Operational Patterns

Instance profiles are how EC2 gets a role — you attach a role to an instance profile, and the EC2 metadata service (http://169.254.169.254/latest/meta-data/iam/security-credentials/ or IMDSv2 equivalent) vends rotating credentials automatically. Always enable IMDSv2 (token-required mode) to block SSRF-based credential theft.

Service-linked roles are pre-created by AWS services (e.g., AWSServiceRoleForECS) with trust policies locked to the service. You cannot modify their trust policies, only their permission policies — and many have neither, as the permissions are AWS-managed.

Use aws sts get-caller-identity to verify which identity your current credentials represent.

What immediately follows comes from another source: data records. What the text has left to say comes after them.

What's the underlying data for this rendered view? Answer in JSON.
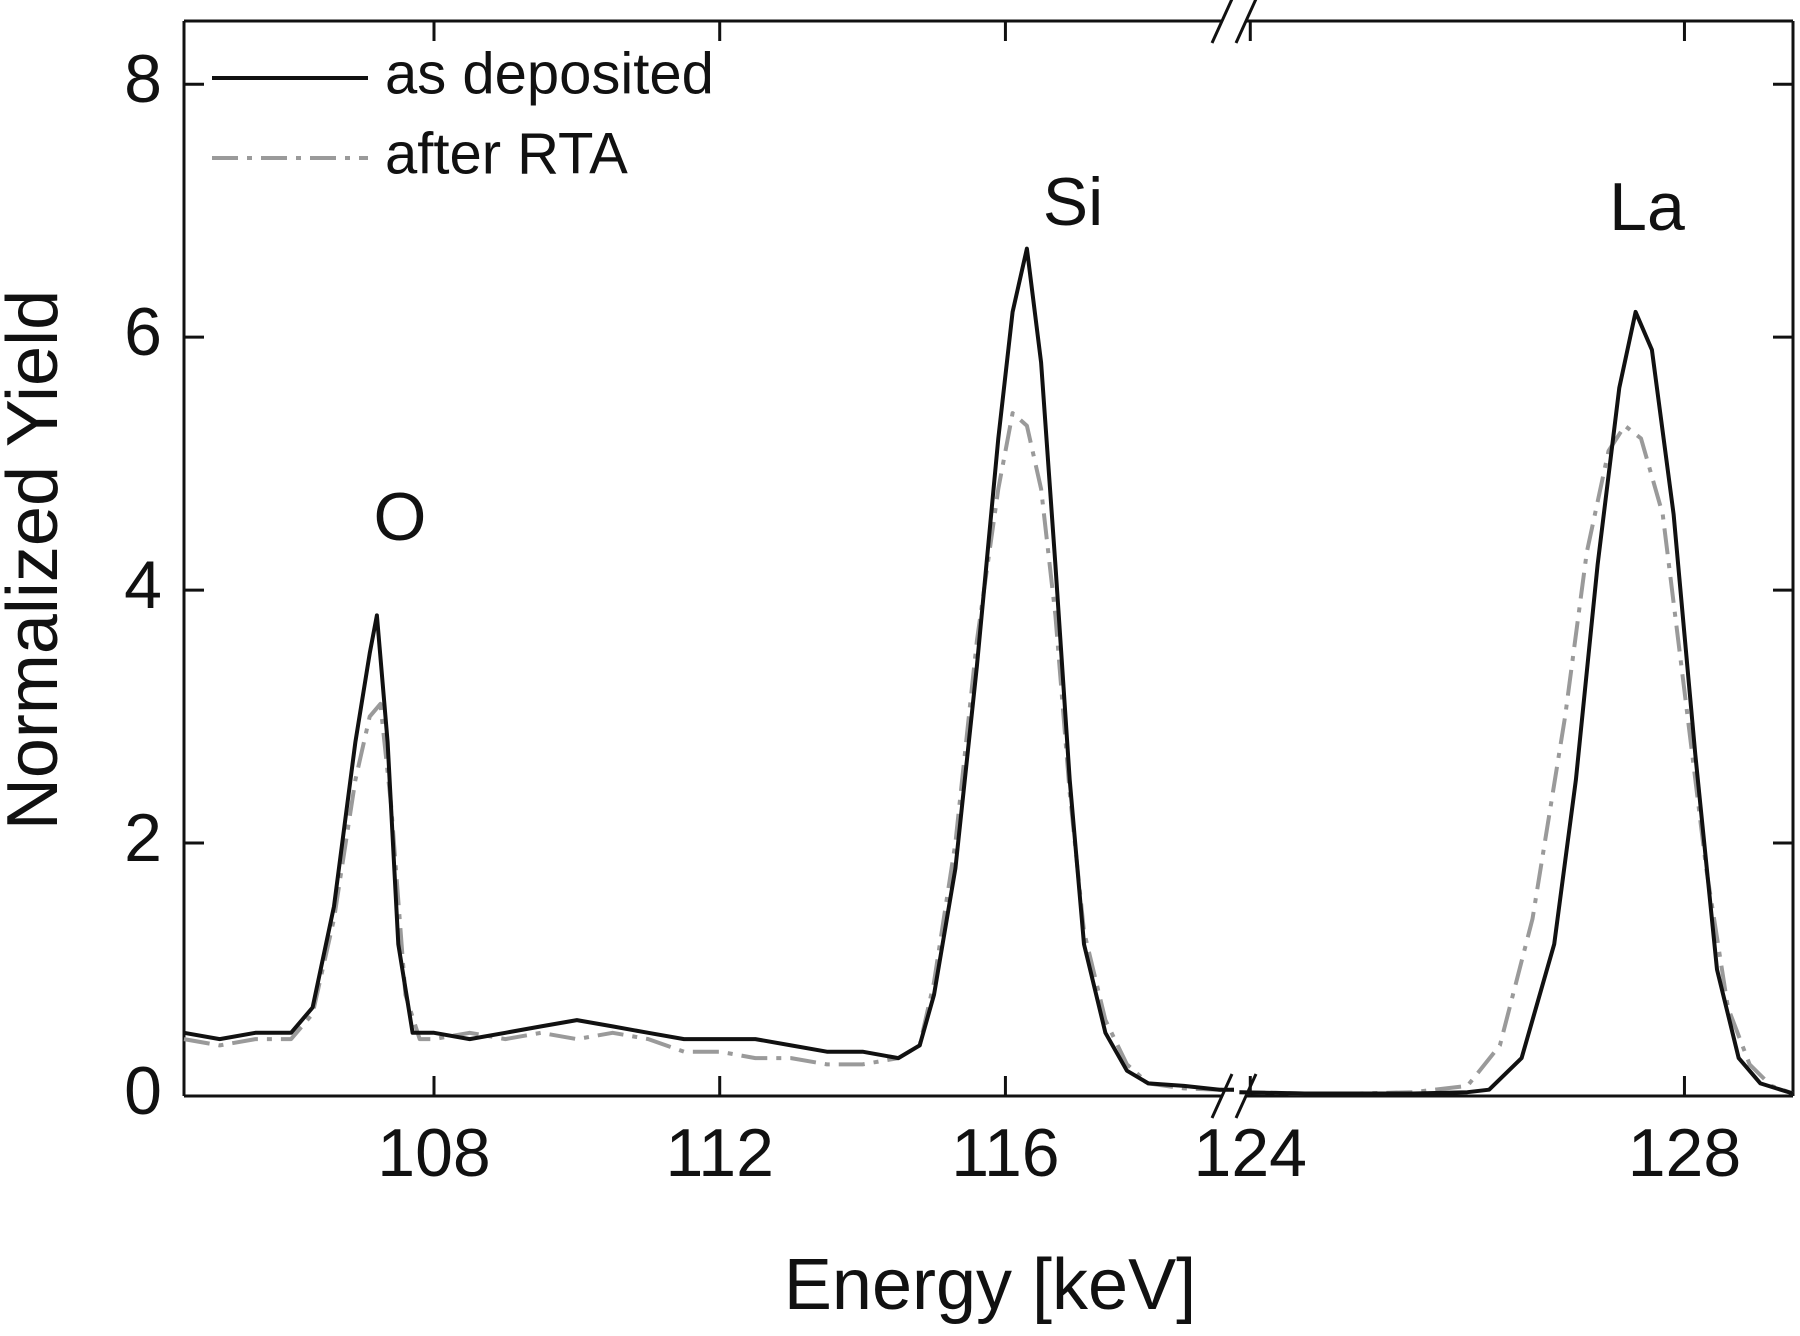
{
  "chart_data": {
    "type": "line",
    "x_label": "Energy [keV]",
    "y_label": "Normalized Yield",
    "ylim": [
      0,
      8.5
    ],
    "yticks": [
      0,
      2,
      4,
      6,
      8
    ],
    "x_segments": [
      {
        "xlim": [
          104.5,
          119.2
        ],
        "xticks": [
          108,
          112,
          116
        ]
      },
      {
        "xlim": [
          123.85,
          129
        ],
        "xticks": [
          124,
          128
        ]
      }
    ],
    "annotations": [
      "O",
      "Si",
      "La"
    ],
    "legend": "upper left",
    "grid": false,
    "series": [
      {
        "name": "as deposited",
        "color": "#111111",
        "dash": "solid",
        "x": [
          104.5,
          105,
          105.5,
          106,
          106.3,
          106.6,
          106.9,
          107.1,
          107.2,
          107.35,
          107.5,
          107.7,
          108,
          108.5,
          109,
          109.5,
          110,
          110.5,
          111,
          111.5,
          112,
          112.5,
          113,
          113.5,
          114,
          114.5,
          114.8,
          115,
          115.3,
          115.6,
          115.9,
          116.1,
          116.3,
          116.5,
          116.7,
          116.9,
          117.1,
          117.4,
          117.7,
          118,
          118.5,
          119,
          119.2,
          null,
          123.9,
          124.5,
          125,
          125.5,
          126,
          126.2,
          126.5,
          126.8,
          127,
          127.2,
          127.4,
          127.55,
          127.7,
          127.9,
          128.1,
          128.3,
          128.5,
          128.7,
          129
        ],
        "values": [
          0.5,
          0.45,
          0.5,
          0.5,
          0.7,
          1.5,
          2.8,
          3.5,
          3.8,
          2.8,
          1.2,
          0.5,
          0.5,
          0.45,
          0.5,
          0.55,
          0.6,
          0.55,
          0.5,
          0.45,
          0.45,
          0.45,
          0.4,
          0.35,
          0.35,
          0.3,
          0.4,
          0.8,
          1.8,
          3.4,
          5.2,
          6.2,
          6.7,
          5.8,
          4.2,
          2.5,
          1.2,
          0.5,
          0.2,
          0.1,
          0.08,
          0.05,
          0.05,
          null,
          0.03,
          0.02,
          0.02,
          0.02,
          0.03,
          0.05,
          0.3,
          1.2,
          2.5,
          4.2,
          5.6,
          6.2,
          5.9,
          4.6,
          2.7,
          1.0,
          0.3,
          0.1,
          0.02
        ]
      },
      {
        "name": "after RTA",
        "color": "#9a9a9a",
        "dash": "dash-dot",
        "x": [
          104.5,
          105,
          105.5,
          106,
          106.3,
          106.6,
          106.9,
          107.1,
          107.25,
          107.4,
          107.6,
          107.8,
          108,
          108.5,
          109,
          109.5,
          110,
          110.5,
          111,
          111.5,
          112,
          112.5,
          113,
          113.5,
          114,
          114.5,
          114.8,
          115,
          115.3,
          115.6,
          115.9,
          116.1,
          116.3,
          116.5,
          116.7,
          116.9,
          117.1,
          117.4,
          117.7,
          118,
          118.5,
          119,
          119.2,
          null,
          123.9,
          124.5,
          125,
          125.5,
          126,
          126.3,
          126.6,
          126.9,
          127.1,
          127.3,
          127.45,
          127.6,
          127.8,
          128,
          128.2,
          128.4,
          128.6,
          128.8,
          129
        ],
        "values": [
          0.45,
          0.4,
          0.45,
          0.45,
          0.65,
          1.4,
          2.5,
          3.0,
          3.1,
          2.3,
          0.8,
          0.45,
          0.45,
          0.5,
          0.45,
          0.5,
          0.45,
          0.5,
          0.45,
          0.35,
          0.35,
          0.3,
          0.3,
          0.25,
          0.25,
          0.3,
          0.4,
          0.9,
          2.0,
          3.6,
          4.8,
          5.4,
          5.3,
          4.8,
          3.8,
          2.4,
          1.3,
          0.6,
          0.25,
          0.1,
          0.06,
          0.05,
          0.05,
          null,
          0.03,
          0.02,
          0.02,
          0.03,
          0.08,
          0.4,
          1.4,
          3.0,
          4.3,
          5.1,
          5.3,
          5.2,
          4.6,
          3.2,
          1.8,
          0.7,
          0.25,
          0.08,
          0.02
        ]
      }
    ]
  }
}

Use aws iam simulate-principal-policy to test policy logic before deploying — critical for debugging "Access Denied" in complex multi-policy environments.

# Verify current identity (works for roles too — shows assumed-role ARN)
aws sts get-caller-identity

# Simulate whether a role can perform an action on a resource
aws iam simulate-principal-policy \
  --policy-source-arn arn:aws:iam::111111111111:role/microservice-reader \
  --action-names s3:GetObject \
  --resource-arns arn:aws:s3:::prod-artifacts/builds/*

# Check role's trust policy
aws iam get-role --role-name my-deploy-role \
  --query 'Role.AssumeRolePolicyDocument'

# List all policies attached to a role
aws iam list-attached-role-policies --role-name my-deploy-role
aws iam list-role-policies --role-name my-deploy-role   # inline policies

Credential leakage via CloudTrail: every AssumeRole call is logged with the session name in CloudTrail under sts:AssumeRole events. Always set a meaningful --role-session-name (e.g. ci-pipeline-run-12345) so security teams can trace which pipeline run generated which API calls. Never use generic names like session1.